On internet though -dear women- you should try cross dressing. And if you want to fully understand men, maybe you should even try cross dressing on a dating site, in games, on IRC to understand the bias we all experience...

In fact, I praise everyone to walk in the other's shoes by cross dressing on internet. 


One of the stuff that bugs me though is: are we really aiming at the right issues. Behind the gender issues wouldn't we miss a broader issue? Why was free software shaped the way it was, and what is the invisible barrier that keeps not only women, but also a lot of other minorities out of free software?
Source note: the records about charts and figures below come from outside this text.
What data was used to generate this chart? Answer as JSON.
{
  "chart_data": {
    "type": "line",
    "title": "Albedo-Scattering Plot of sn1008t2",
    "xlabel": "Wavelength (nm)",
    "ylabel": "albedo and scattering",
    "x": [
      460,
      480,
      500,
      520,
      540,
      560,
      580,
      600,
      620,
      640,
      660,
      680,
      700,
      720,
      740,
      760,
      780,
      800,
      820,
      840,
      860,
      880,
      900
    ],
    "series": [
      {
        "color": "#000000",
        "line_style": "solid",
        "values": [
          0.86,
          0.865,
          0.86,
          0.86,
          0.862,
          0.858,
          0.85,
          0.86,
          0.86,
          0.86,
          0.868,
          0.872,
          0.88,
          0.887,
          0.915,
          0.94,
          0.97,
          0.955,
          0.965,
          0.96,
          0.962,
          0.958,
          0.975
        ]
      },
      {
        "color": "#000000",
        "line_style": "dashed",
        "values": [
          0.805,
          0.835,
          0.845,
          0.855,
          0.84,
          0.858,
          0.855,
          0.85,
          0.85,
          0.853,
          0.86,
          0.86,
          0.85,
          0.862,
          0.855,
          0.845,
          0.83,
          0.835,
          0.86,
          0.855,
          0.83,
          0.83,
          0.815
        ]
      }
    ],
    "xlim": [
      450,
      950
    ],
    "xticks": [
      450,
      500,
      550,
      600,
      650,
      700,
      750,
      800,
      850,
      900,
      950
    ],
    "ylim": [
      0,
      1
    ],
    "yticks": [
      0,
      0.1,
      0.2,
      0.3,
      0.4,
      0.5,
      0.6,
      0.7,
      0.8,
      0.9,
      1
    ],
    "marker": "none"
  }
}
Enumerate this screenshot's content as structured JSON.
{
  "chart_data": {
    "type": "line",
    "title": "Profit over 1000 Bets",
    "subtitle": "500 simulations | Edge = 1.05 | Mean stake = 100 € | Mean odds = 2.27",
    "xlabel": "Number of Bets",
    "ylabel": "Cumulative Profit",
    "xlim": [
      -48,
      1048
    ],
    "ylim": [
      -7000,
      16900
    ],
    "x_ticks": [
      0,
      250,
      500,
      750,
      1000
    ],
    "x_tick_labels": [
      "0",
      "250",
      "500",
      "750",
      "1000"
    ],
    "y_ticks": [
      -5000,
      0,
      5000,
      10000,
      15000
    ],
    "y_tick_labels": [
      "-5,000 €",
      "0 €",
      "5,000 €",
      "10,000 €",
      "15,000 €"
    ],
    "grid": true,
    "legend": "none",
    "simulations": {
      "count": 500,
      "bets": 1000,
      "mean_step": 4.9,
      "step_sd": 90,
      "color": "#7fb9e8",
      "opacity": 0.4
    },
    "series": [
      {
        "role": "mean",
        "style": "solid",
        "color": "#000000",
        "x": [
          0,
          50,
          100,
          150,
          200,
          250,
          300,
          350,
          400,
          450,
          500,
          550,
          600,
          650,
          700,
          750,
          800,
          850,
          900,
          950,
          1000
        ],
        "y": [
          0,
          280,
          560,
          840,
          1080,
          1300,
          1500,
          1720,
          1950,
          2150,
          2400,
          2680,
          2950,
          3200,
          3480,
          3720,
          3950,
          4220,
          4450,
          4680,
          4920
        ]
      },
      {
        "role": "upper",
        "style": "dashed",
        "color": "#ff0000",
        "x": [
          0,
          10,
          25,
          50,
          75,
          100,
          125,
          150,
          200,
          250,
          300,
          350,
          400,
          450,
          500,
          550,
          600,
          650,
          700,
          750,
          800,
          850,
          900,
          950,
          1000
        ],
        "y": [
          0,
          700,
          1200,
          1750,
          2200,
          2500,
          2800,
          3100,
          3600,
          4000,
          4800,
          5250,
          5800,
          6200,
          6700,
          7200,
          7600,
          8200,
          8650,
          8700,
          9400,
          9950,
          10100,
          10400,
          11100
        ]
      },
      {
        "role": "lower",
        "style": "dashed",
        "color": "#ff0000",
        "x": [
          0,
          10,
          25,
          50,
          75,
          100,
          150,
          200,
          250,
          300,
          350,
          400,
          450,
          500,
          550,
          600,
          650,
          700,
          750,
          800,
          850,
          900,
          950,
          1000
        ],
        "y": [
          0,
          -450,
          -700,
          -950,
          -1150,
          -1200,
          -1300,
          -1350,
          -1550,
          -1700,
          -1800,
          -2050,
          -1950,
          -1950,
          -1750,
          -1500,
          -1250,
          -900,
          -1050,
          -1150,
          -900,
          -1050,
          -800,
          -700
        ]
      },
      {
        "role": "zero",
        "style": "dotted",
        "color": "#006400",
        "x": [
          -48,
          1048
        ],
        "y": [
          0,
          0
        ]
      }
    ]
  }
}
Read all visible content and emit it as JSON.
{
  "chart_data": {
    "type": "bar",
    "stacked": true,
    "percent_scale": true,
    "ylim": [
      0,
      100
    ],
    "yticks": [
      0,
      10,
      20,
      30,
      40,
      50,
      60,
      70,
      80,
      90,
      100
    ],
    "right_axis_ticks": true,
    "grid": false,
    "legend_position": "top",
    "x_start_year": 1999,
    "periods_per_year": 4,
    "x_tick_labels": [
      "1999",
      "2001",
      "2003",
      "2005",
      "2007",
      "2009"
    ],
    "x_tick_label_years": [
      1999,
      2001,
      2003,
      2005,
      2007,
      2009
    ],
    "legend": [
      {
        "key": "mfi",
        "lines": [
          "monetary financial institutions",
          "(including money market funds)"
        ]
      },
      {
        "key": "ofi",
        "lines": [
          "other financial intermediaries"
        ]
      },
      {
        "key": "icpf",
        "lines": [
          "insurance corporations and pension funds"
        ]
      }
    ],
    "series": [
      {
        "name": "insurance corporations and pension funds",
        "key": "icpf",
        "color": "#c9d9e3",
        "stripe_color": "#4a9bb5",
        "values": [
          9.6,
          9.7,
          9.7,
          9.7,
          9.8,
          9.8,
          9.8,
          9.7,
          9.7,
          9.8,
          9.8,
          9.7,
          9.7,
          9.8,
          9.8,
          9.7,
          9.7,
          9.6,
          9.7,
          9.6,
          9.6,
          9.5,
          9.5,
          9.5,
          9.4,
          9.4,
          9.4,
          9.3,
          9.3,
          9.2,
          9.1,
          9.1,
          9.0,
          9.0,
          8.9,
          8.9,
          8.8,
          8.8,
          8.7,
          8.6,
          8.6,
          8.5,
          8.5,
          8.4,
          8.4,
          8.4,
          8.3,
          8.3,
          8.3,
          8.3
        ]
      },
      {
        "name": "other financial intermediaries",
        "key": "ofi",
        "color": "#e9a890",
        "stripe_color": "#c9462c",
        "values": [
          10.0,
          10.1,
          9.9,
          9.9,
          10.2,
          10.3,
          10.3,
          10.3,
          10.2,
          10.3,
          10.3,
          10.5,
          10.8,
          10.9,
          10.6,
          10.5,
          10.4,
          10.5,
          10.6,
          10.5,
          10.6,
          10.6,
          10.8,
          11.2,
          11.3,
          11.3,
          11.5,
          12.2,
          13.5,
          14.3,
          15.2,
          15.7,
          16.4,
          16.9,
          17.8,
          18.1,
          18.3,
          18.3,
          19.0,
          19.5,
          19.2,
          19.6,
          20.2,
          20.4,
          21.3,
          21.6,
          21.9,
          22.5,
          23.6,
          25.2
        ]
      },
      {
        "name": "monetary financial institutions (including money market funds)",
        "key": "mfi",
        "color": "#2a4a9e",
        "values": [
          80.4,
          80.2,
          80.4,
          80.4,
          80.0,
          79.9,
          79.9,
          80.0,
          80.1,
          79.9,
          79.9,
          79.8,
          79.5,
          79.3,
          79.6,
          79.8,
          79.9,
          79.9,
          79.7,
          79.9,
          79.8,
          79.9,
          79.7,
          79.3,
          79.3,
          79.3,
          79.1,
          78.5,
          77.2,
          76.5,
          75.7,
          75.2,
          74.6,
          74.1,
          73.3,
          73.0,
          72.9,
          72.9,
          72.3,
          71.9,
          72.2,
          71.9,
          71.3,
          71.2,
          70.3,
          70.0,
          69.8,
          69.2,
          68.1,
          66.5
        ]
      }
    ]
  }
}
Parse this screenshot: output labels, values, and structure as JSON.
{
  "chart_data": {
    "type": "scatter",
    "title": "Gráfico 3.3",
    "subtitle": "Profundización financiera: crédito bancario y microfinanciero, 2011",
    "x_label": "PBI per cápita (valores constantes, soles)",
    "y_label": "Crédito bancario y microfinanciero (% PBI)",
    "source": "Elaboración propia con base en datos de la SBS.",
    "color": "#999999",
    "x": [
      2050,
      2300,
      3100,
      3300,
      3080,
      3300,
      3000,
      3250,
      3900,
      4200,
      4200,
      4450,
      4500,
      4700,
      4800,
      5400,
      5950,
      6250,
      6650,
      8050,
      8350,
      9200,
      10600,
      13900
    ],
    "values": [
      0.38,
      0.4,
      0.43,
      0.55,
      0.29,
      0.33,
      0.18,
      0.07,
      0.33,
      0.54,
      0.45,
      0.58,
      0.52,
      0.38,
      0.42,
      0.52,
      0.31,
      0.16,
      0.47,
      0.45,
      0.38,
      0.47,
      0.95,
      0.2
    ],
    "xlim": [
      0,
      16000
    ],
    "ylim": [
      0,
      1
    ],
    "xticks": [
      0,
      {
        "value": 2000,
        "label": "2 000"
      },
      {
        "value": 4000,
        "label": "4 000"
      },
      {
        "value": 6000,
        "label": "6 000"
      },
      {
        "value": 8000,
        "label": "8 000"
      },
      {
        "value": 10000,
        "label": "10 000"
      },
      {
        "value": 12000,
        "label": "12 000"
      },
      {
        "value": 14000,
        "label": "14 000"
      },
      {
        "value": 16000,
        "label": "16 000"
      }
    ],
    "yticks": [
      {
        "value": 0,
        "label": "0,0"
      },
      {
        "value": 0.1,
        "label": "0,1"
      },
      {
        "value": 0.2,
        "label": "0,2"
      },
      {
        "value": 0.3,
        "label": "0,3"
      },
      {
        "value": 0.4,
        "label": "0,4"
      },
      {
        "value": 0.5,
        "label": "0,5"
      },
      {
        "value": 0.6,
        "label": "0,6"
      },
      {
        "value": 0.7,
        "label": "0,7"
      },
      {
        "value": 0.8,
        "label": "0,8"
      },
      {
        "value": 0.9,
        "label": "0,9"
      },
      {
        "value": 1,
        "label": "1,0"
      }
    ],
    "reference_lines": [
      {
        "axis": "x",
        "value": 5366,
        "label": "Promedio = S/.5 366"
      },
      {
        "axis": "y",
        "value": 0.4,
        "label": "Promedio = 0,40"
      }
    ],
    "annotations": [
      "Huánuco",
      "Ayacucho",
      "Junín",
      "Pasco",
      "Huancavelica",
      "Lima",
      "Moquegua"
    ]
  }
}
And shouldn't we measure in an objective way the diversity (economic, geographic) so that we can measure the impact of our actions?

I will make a wild guess however ... Free Software is probably regressing in terms of diversity since we are becoming more and more «experts». And, we might observe more and more people leaving the way pierre 303 left stack exchange.

But as I said before, without a survey we babble nonsense: we don't give ourself the means to measure the impact of our actions and to understand the real nature of the problem. 

1 comment:

Matthias Rahlf said...

Wow, that was a once-a-year post. Informed, intelligent, surprising and mind changing. I thought I had a fairly complete view on the issue, but you expanded my views. Thanks and praises on you.